灰色かび病やすす病をみつけた場合には、病斑のある部分を速やかに取り除きます。その後、1週間置きにかびに効果のある薬剤を散布するとよいでしょう。湿った環境だと病気になりやすいため、風通しを確保するのも重要です。
アブラムシはみつけ次第駆除します。粘着テープで駆除すると手軽です。ハダニは水に弱いため、週に1回ほど株全体に水をかけるようにしましょう。グンバイムシは薬剤で駆除しましょう。オルトランやスミチオンなどが含まれている薬剤が効果的です。

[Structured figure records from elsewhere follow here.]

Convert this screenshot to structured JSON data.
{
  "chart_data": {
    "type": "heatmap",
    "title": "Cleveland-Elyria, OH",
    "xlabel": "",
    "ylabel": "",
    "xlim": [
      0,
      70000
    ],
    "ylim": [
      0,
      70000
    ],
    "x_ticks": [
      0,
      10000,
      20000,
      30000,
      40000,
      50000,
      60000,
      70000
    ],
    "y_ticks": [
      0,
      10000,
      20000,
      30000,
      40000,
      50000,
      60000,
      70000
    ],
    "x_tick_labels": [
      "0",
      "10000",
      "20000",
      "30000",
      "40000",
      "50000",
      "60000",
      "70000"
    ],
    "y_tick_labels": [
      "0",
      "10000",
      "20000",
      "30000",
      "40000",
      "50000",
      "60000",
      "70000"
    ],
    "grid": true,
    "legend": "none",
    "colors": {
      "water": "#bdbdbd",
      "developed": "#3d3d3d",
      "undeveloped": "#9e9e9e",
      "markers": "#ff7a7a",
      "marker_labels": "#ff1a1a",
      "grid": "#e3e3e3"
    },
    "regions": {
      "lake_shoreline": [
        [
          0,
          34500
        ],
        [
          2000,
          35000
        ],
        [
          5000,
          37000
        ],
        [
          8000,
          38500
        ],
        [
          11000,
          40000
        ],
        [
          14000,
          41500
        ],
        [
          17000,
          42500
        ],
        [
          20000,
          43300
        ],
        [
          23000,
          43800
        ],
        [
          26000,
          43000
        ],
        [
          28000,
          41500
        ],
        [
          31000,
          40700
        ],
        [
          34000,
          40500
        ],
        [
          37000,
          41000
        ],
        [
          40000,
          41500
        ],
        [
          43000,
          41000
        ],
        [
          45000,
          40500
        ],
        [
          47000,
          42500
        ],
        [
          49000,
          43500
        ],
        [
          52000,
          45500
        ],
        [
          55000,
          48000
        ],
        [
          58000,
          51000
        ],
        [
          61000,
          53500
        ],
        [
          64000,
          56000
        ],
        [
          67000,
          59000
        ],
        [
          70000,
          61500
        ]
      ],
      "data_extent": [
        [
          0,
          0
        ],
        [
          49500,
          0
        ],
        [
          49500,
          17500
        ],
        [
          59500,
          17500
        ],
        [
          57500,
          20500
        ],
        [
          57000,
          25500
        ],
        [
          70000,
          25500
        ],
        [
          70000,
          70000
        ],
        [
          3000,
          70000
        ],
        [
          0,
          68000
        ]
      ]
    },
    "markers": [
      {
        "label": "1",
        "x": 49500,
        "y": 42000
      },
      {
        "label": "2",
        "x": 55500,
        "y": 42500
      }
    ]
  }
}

シャクナゲの花言葉には、「警戒」や「危険」「荘厳」などがあります。シャクナゲはもともと、鉱山に自生している花木でした。そのため、シャクナゲの採取には危険がともなっていたことから、危険や警戒といった花言葉がついたといわれています。また、高山の奥地に自生している姿の神々しさから、「荘厳」といった花言葉もつけられています。
シャクナゲは花木の王様とも呼ばれる、春を代表する花木の1種です。美しく大ぶりな花を房状に咲かせるため、庭木としても人気が高くなっています。さまざまな品種や花色があり、地植えでも鉢植えでも栽培できるため、自分好みのシャクナゲをみつけやすいでしょう。